This year has been a rollercoaster ride for real estate buyers and sellers alike. However, a strengthening Canadian economy is projected to have a positive, cascading impact on the nation’s high-end residential real estate market this fall.
From January through April, we saw four solid months of bidding wars, with many properties listed below market value, to encourage multiple offers on set offer dates. This resulted in a 25-35% year-over-year appreciation on home sales. In mid-April, Ontario’s 16-point fair housing plan was unveiled, with the aim of providing more fairness for buyers and renters. And, to cool the hot market, the plan introduced a 15% non-resident land transfer tax on the purchase of homes.
At that point, the dynamics of the market shifted dramatically. Buyers decided to wait and see what this legislation would do, while sellers rushed to put their properties up for sale, before the market changed. Sellers soon became distraught that they weren’t seeing offers as high as their neighbours had, only a month or two before. Uncertainty. Hesitation. The market became a stand-off.
Although this summer seems to have been a temporary transition period, it was an unpleasant place to be for sellers who had bought first and now found it difficult to sell. This can be attributed to declining average prices, and to buyers whose financial institutions had reassessed the amount of financing they were prepared to advance. These buyers hit the pause button and waited to see how far prices would drop before continuing the search for their new home.
In August, many frustrated sellers who had listed in May, June, and July, took their properties off the market. The result was that only 6,357 properties were reported sold in August – 35% fewer than the 9,748 properties sold in August 2016. However, the average sale price for August 2017 came in at $732,292—3% higher than the average sale price of $710,978 one year earlier.
The City of Toronto saw the steepest decline among detached properties, in sales volume and average sale price. However, while resale activity in freehold properties has pulled back since the introduction of the foreign buyer tax, the condo segment has performed better.
The average sale price for condos in Toronto’s central districts increased from $493,324 to $600,781, between August 2016 and August 2017. However, sales were down about 25%. This can be attributed to two factors: rising prices putting units out of reach for a growing group of first-time buyers, and shrinking inventories reducing the choice available to buyers who can afford to purchase.

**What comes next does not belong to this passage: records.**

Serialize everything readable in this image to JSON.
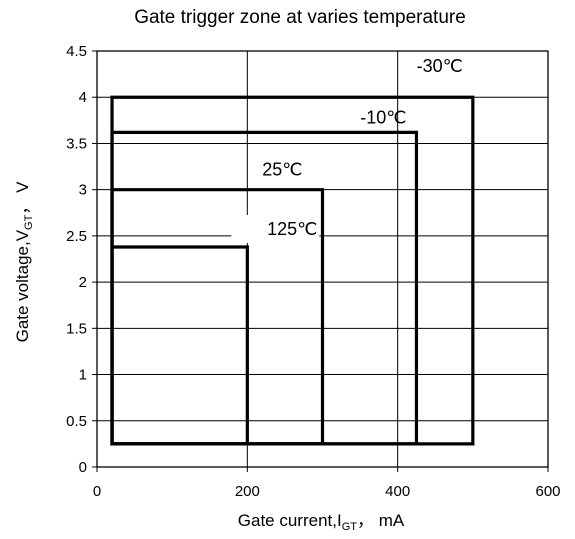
{
  "chart_data": {
    "type": "line",
    "title": "Gate trigger zone at varies temperature",
    "xlabel": {
      "prefix": "Gate current,I",
      "subscript": "GT",
      "suffix": "， mA"
    },
    "ylabel": {
      "prefix": "Gate voltage,V",
      "subscript": "GT",
      "suffix": "， V"
    },
    "xlim": [
      0,
      600
    ],
    "ylim": [
      0,
      4.5
    ],
    "x_ticks": [
      "0",
      "200",
      "400",
      "600"
    ],
    "y_ticks": [
      "0",
      "0.5",
      "1",
      "1.5",
      "2",
      "2.5",
      "3",
      "3.5",
      "4",
      "4.5"
    ],
    "grid": true,
    "series": [
      {
        "name": "-30℃",
        "x_min": 20,
        "x_max": 500,
        "y_min": 0.25,
        "y_max": 4.0
      },
      {
        "name": "-10℃",
        "x_min": 20,
        "x_max": 425,
        "y_min": 0.25,
        "y_max": 3.62
      },
      {
        "name": "25℃",
        "x_min": 20,
        "x_max": 300,
        "y_min": 0.25,
        "y_max": 3.0
      },
      {
        "name": "125℃",
        "x_min": 20,
        "x_max": 200,
        "y_min": 0.25,
        "y_max": 2.38
      }
    ]
  }
}
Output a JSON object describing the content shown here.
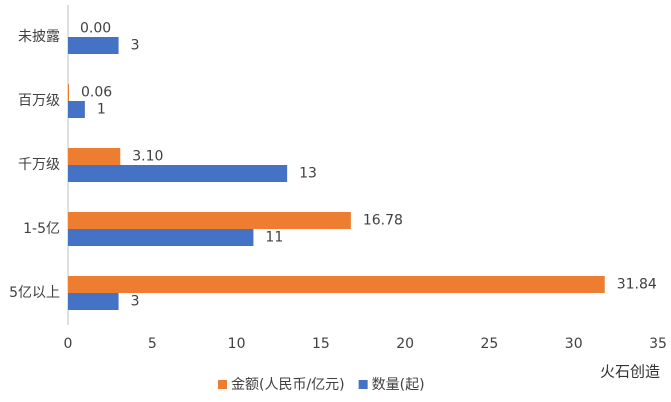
{
  "chart_data": {
    "type": "hbar",
    "categories": [
      "未披露",
      "百万级",
      "千万级",
      "1-5亿",
      "5亿以上"
    ],
    "series": [
      {
        "name": "金额(人民币/亿元)",
        "color": "#ED7D31",
        "values": [
          0,
          0.06,
          3.1,
          16.78,
          31.84
        ],
        "value_labels": [
          "0.00",
          "0.06",
          "3.10",
          "16.78",
          "31.84"
        ]
      },
      {
        "name": "数量(起)",
        "color": "#4472C4",
        "values": [
          3,
          1,
          13,
          11,
          3
        ]
      }
    ],
    "xlim": [
      0,
      35
    ],
    "xticks": [
      0,
      5,
      10,
      15,
      20,
      25,
      30,
      35
    ],
    "grid": false,
    "legend": "bottom",
    "watermark": "火石创造"
  }
}
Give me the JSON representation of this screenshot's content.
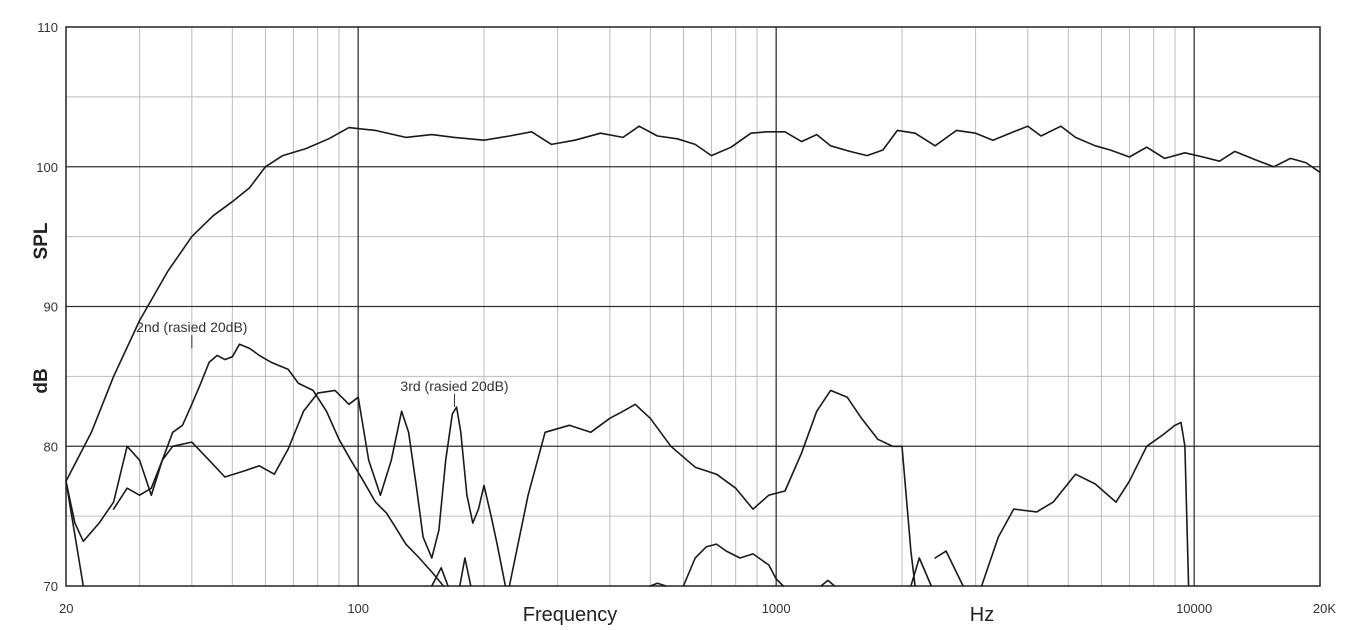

Overall, the introduction of the 16-measure Ontario Fair Housing Plan in April 2017 created uncertainty in the GTA’s top-tier real estate market. The market correction that resulted took us from an extreme seller’s market, earlier in the year, to a more balanced market over the summer, with a brisk and active top-tier real estate market forecast for fall. Strong economic fundamentals are set to foster healthy activity in the high-end Greater Toronto Area market, even as it recedes from record highs following the introduction of the Ontario Fair Housing Plan.